The Wisdom of Moo tells the story of Anna, another young girl, but she’s on the verge of becoming a teenager, something that has her toys very concerned. They’ve heard that teenagers don’t play with their toys anymore, y’see, so they determine that they will stop Anna from changing. This set-up fits my definition of cute so exactly, it’s as if Ramos was reading my mind, and things get even better when he introduces Anna’s friends Emm and Max. They run a toy hospital, Max doing the physical repairs on the toys who come in for help while Emm dispenses advice and psychological counseling.
Or rather, Moo, the cow puppet on Emm’s left hand, dispenses advice. Emm never actually speaks.
I’m very glad to see Ramos returning to this series; I had so many questions left over from the first run and was so taken with this world of walking, talking toys and the kids they love! He’s barely gotten into the story so far and his updates have been a bit on the spotty side, but one thing I’ve learned when following webcomics: patience is definitely a virtue.
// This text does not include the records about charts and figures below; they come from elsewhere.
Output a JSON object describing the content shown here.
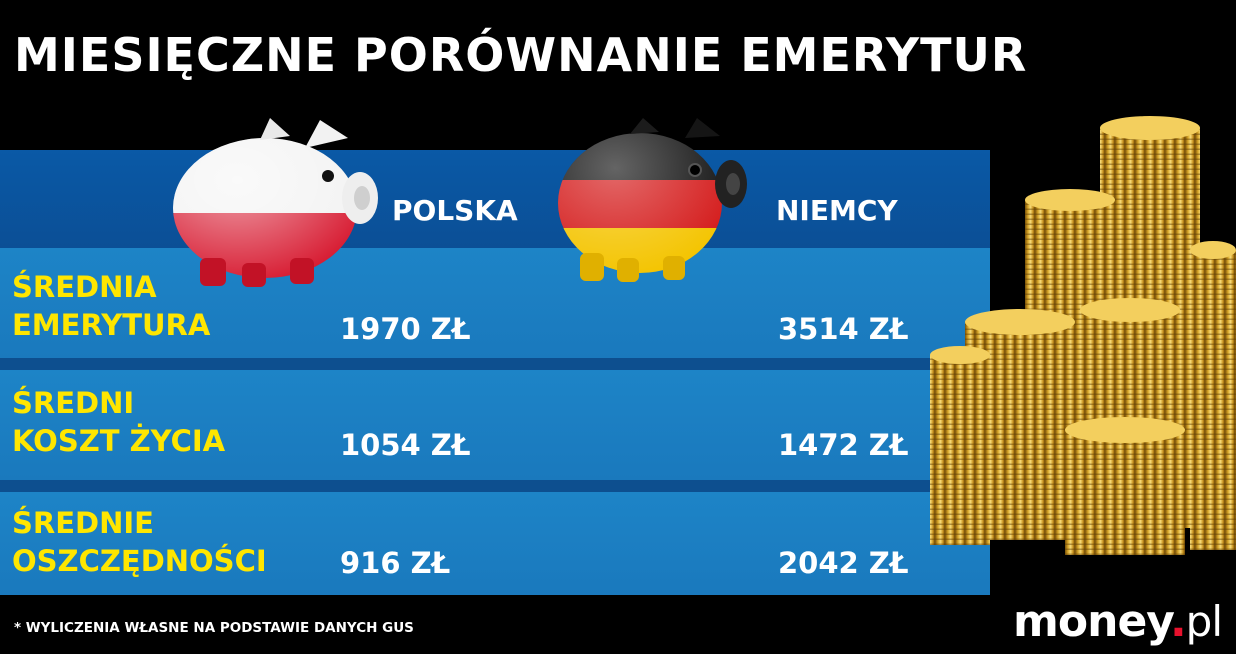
{
  "title": "MIESIĘCZNE PORÓWNANIE EMERYTUR",
  "columns": [
    "POLSKA",
    "NIEMCY"
  ],
  "rows": [
    {
      "label_line1": "ŚREDNIA",
      "label_line2": "EMERYTURA",
      "polska": "1970 ZŁ",
      "niemcy": "3514 ZŁ"
    },
    {
      "label_line1": "ŚREDNI",
      "label_line2": "KOSZT ŻYCIA",
      "polska": "1054 ZŁ",
      "niemcy": "1472 ZŁ"
    },
    {
      "label_line1": "ŚREDNIE",
      "label_line2": "OSZCZĘDNOŚCI",
      "polska": "916 ZŁ",
      "niemcy": "2042 ZŁ"
    }
  ],
  "footnote": "* WYLICZENIA WŁASNE NA PODSTAWIE DANYCH GUS",
  "logo": {
    "name": "money",
    "dot": ".",
    "tld": "pl"
  },
  "colors": {
    "label": "#ffe600",
    "header_band": "#0b4f96",
    "row_band": "#1d84c7",
    "logo_dot": "#e8112d"
  },
  "icons": [
    "piggy-bank-poland-flag-icon",
    "piggy-bank-germany-flag-icon",
    "gold-coin-stacks-image"
  ]
}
A couple years ago, Ramos wrote a bit about the constraints he finds in the word “cute” and began using the tagline “More Than Cute” to describe his comics. So let me assure those of you who hear overtones of “sappy” or “contrived” or “sickening” when someone says the word “cute” that Ramos’s work at its best is none of those things. It’s cute the way cute ought to be, and it’s right there waiting to grab you.